Given a set system $(X,\mathcal S)$, let us say that a subset $\mathcal C\subseteq \mathcal S$ doubly covers a vertex $x$ in $X$ if $x$ is contained in at least two sets of $\mathcal C$. Let us define the following maximization problem:
MAX k DOUBLE SET COVER
INPUT: a set system $(X,\mathcal S)$, an integer $k$
OUTPUT: a set $\mathcal C\subseteq \mathcal S$, $|\mathcal C| \le k$
MEASURE: the number of elements of $X$ that are doubly covered by $\mathcal C$
MAX k DOUBLE SET COVER is a generalization of the problem MAX k SET COVER, where we only require simple coverage instead of double coverage (see the celebrated 1998 paper by Feige, "A threshold of $\ln n$ for approximating Set Cover"), where a $(1-1/e)$-approximation is given).
My question: Is there any known nontrivial positive approximation bound for MAX k DOUBLE SET COVER?

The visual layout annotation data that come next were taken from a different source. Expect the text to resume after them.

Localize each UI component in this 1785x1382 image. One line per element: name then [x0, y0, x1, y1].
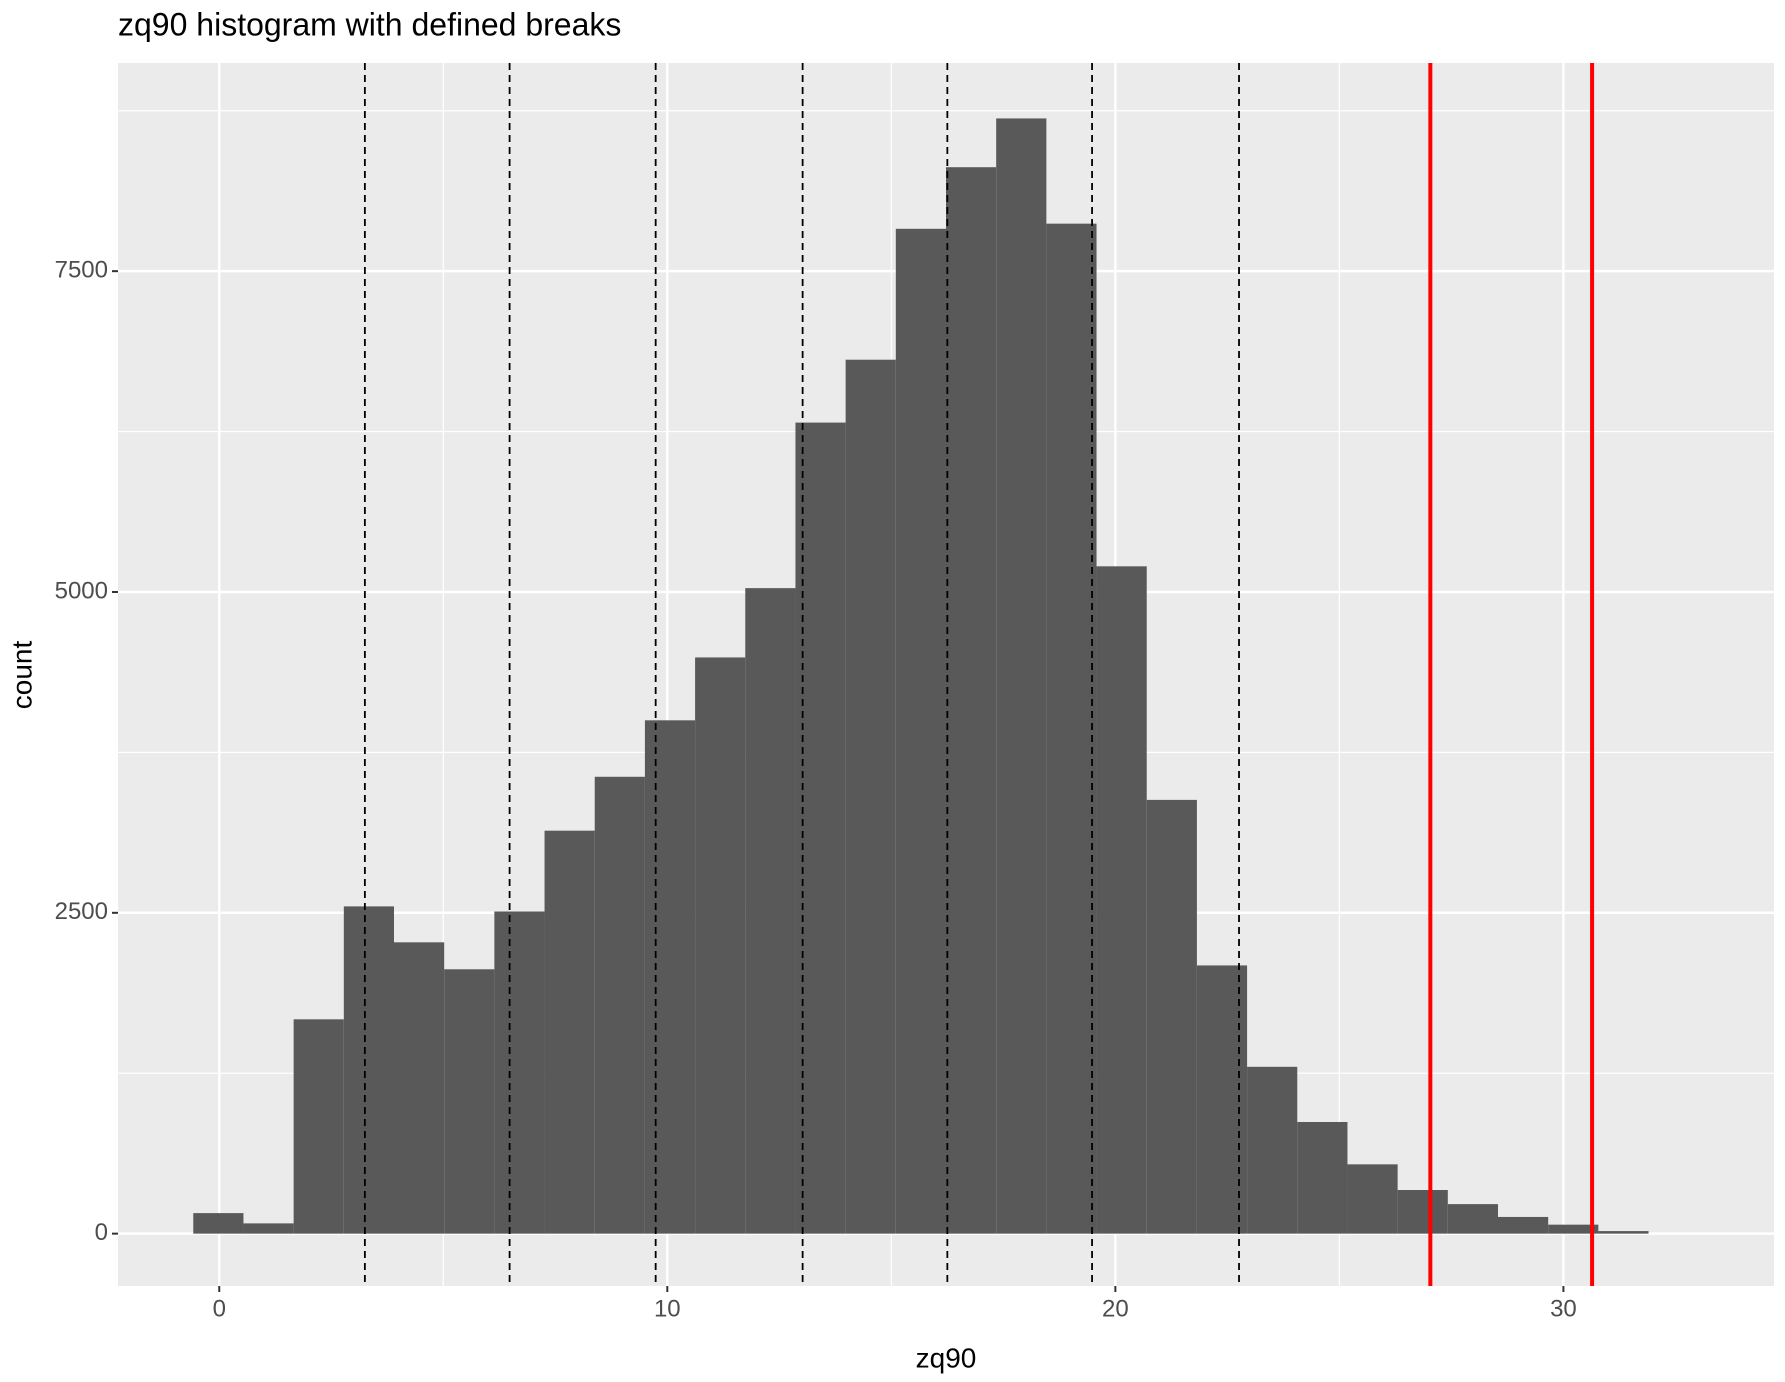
x-tick-label: 0: [213, 1295, 226, 1322]
y-axis-title: count: [6, 641, 37, 710]
bar: [444, 969, 495, 1234]
bar: [695, 657, 746, 1234]
bar: [193, 1213, 244, 1234]
bar: [343, 906, 394, 1234]
y-tick-label: 0: [95, 1219, 108, 1246]
bar: [745, 588, 796, 1234]
bar: [1247, 1066, 1298, 1234]
bar: [293, 1019, 344, 1234]
bar: [394, 942, 445, 1234]
bar: [594, 776, 645, 1234]
y-tick-label: 5000: [55, 577, 108, 604]
bar: [845, 359, 896, 1234]
bar: [1347, 1164, 1398, 1234]
bar: [1598, 1231, 1649, 1234]
bar: [1447, 1204, 1498, 1234]
bar: [795, 422, 846, 1234]
x-tick-label: 10: [654, 1295, 681, 1322]
bar: [996, 118, 1047, 1234]
bar: [1397, 1190, 1448, 1234]
bar: [1548, 1224, 1599, 1234]
bar: [1096, 566, 1147, 1234]
bar: [895, 228, 946, 1234]
chart-title: zq90 histogram with defined breaks: [118, 6, 621, 42]
bar: [1146, 799, 1197, 1234]
bar: [946, 167, 997, 1234]
bar: [1297, 1121, 1348, 1234]
y-tick-label: 2500: [55, 898, 108, 925]
bar: [1046, 223, 1097, 1234]
x-axis-title: zq90: [916, 1342, 977, 1373]
bar: [494, 911, 545, 1234]
bar: [1498, 1216, 1549, 1234]
bar: [243, 1223, 294, 1234]
bar: [644, 720, 696, 1234]
y-tick-label: 7500: [55, 256, 108, 283]
x-tick-label: 20: [1102, 1295, 1129, 1322]
bar: [544, 830, 595, 1234]
x-tick-label: 30: [1550, 1295, 1577, 1322]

Note: I am especially interested in the restriction where the set system has maximum intersection one, that is, any two sets in $\mathcal S$ share at most one element (SET COVER for these set systems remains hard to approximate, see this paper).

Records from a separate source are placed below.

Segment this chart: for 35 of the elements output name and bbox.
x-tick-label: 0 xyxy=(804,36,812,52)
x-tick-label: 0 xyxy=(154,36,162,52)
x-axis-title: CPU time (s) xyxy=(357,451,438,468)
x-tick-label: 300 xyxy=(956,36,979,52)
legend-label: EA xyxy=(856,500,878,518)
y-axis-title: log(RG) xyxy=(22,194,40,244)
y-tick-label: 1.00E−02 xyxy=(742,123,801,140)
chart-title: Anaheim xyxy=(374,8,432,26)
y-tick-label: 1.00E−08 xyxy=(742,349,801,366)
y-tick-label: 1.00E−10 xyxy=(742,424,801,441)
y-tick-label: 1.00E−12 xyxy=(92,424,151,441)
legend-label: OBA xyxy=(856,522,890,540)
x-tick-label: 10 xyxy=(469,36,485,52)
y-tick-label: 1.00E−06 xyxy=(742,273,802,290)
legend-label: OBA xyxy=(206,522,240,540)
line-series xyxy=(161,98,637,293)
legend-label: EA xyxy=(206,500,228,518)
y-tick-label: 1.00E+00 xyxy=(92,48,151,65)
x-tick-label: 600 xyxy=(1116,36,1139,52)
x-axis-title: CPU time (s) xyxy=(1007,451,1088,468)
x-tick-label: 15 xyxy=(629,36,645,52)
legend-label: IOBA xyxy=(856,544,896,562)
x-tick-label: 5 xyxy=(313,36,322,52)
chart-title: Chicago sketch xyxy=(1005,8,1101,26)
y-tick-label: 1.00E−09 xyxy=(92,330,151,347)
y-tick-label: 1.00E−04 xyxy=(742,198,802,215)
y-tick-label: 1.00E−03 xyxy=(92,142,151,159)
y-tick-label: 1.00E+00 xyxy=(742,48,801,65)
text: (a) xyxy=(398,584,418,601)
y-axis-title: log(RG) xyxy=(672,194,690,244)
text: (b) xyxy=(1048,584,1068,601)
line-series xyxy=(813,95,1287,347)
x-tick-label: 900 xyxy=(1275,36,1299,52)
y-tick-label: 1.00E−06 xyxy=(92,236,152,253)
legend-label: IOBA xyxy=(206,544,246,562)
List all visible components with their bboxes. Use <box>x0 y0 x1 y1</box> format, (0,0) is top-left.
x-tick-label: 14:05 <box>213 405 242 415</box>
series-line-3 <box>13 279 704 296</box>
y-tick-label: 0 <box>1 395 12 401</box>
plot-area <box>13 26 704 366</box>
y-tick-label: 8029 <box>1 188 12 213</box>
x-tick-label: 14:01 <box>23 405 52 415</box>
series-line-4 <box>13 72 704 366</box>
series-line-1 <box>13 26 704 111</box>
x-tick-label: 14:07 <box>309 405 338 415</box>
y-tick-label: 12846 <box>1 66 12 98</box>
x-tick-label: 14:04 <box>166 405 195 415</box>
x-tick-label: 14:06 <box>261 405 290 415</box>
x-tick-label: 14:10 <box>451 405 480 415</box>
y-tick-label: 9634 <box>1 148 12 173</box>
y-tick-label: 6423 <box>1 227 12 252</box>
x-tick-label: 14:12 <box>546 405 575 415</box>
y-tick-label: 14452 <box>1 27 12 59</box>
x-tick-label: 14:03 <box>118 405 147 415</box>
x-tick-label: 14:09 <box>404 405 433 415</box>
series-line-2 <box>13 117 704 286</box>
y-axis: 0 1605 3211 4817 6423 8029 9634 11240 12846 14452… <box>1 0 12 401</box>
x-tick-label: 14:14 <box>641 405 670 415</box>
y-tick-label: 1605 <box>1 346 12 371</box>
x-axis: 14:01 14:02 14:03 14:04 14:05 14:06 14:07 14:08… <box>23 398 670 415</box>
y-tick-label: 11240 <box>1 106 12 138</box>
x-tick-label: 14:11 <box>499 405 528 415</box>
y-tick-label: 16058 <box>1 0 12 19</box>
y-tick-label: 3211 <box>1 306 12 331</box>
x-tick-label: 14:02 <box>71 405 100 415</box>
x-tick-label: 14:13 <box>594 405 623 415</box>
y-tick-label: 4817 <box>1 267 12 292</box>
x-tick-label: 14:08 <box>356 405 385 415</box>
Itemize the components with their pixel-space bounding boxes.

As pointed out in the answer to this other question, the problem DENSEST k-SUBGRAPH is a special instance restriction of MAX k DOUBLE SET COVER with set systems with intersection one: an input graph $G$ corresponds to the hypergraph $(E(G),\mathcal S_G)$ where $\mathcal S_G$ has a set $S_v$ for each vertex $v$ of $V(G)$ containing the edges incident to $v$ in $G$.
DENSEST k-SUBGRAPH has an $O(n^{1/4})$-approximation algorithm (this paper); perhaps this algorithm can been (has been) extended to MAX k DOUBLE SET COVER (for set systems with intersection one)?
(The complexity of DENSEST k-SUBGRAPH being well-studied and a tough open problem, for MAX k DOUBLE SET COVER I am not expecting anything better than an approximation ratio of the form $O(n^{\delta})$ for some $\delta<1$.)
Any related observation or reference is welcome. Thanks!